Ecotourism or Egotourism
Duffy, a lecturer at Britain's Lancaster University, pulls no punches in her critique of the political nature of "green" tourism. It is, she argues, a fundamentally capitalistic, neoliberal concept that fails to deliver on claims that it significantly benefits development and conservation while bolstering host countries' revenues. At the heart of the debate is ecotourism's place at the "blue-green" end of the environmentalist spectrum, where even nature has an intrinsic economic value. "Ecotourism," says Duffy, becomes a "buzzword that assists businesses in marketing their products." In the global tourism industry, "cultures and societies become commodities to be consumed by an external audience."
Ecotourists create "a huge economic, environmental and social impact merely by arriving in a developing country," Duffy points out. In their "self-indulgence," she adds, they are little different from conventional tourists; they too are "powerless to minimize the impact they have" on a country and "given the chance, they would not anyway." It is in these arguments that Duffy blossoms. Paradigms and impact spirals and political color charts give way to emotional venting against ecotourists who, "at an individual level, cannot be relied on to minimize the social and economic impact of their own vacationing."

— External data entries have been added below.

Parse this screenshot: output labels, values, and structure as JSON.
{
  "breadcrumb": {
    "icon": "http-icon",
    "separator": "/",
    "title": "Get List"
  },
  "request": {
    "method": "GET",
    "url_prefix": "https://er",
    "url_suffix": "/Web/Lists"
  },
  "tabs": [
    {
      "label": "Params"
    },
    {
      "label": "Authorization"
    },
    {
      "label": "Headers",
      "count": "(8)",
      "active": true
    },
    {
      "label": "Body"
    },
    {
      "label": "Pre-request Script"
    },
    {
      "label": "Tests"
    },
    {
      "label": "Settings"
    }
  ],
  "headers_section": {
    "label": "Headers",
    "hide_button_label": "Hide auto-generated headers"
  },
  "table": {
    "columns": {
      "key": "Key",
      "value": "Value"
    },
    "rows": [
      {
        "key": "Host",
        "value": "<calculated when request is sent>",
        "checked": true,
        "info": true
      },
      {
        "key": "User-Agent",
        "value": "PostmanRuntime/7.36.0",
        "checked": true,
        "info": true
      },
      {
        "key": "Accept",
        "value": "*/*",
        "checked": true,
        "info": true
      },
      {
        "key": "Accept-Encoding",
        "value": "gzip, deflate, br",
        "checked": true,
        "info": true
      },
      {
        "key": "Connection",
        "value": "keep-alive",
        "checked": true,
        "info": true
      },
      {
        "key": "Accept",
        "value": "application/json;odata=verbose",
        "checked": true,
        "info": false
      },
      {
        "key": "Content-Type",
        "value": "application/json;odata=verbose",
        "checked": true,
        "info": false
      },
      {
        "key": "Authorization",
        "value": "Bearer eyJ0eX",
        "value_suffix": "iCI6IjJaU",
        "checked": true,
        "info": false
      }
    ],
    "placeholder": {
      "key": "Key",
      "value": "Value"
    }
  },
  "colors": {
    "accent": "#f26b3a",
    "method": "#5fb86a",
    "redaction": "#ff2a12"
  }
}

Duffy assails these novelty-seeking visitors for their "hedonistic pursuits" and, quite often, snobbery as they pretend to rough it. "[T]heir travel acts as a marker of social position, which separates them from conventional tourists," she fumes. "Their self-denial of the luxuries of conventional travel is motivated by a need to demonstrate to themselves that they can cope with the hardships that they do not have to face in their comfortable lives at home. They want to believe that their vacationing does not have the same impact as that of the mass tourists from whom they like to distinguish themselves." This is self-denial as self-indulgence and, to Duffy, quite politically incorrect.

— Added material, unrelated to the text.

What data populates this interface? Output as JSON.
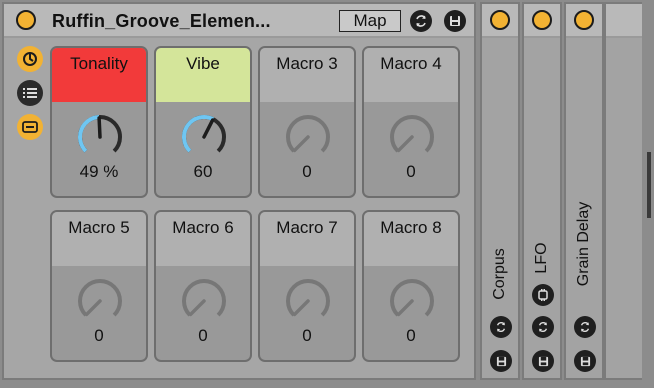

From the former British colony of Belize now a popular ecotourist destination in Central America Duffy relates stories of scuba-diving and snorkeling visitors who have grabbed onto, or stepped on, fragile corals and otherwise harassed marine wildlife. Despite being urged to "leave only bubbles" in their wake, they have fomented occasional political controversy. In their pursuit of reefs, rainforests and ruins, writes Duffy, they "did not reflect on the environmental impact of the construction of hotels, the use of airlines, the manufacture of diving equipment, the consumption of imported goods or even something as visible as taking a motorboat out to the reef, which polluted the water." To Duffy, it seems, the only good tourist is the one who stays home.
One point on which she and the travel industry might agree is that tourism particularly the more exclusive "eco" variety needs national boundaries and distinct cultural identities to delineate the "otherness" that attracts outsiders. Like lions, rhinos and elephants, for example, Kenya's Masai and South Africa's Zulu people are valuable components in "selling" their countries. So both the tourism industry and the locals have an incentive to preserve tradition and authenticity. Ecotourism may be intrusive, eroding societies and ecologies. But giving these assets an economic value may actually enhance their chances of survival.
As the "green greed" debate continues, it seems clear that for all the problems a strategy based on ecotourism encourages governments to ensure that conservation is financially sustainable. But what should be protected, how and for whose benefit? Despite Duffy's sharp criticisms, her lack of practical proposals pointing the way forward makes a journey through these pages seem like a guilt trip too far.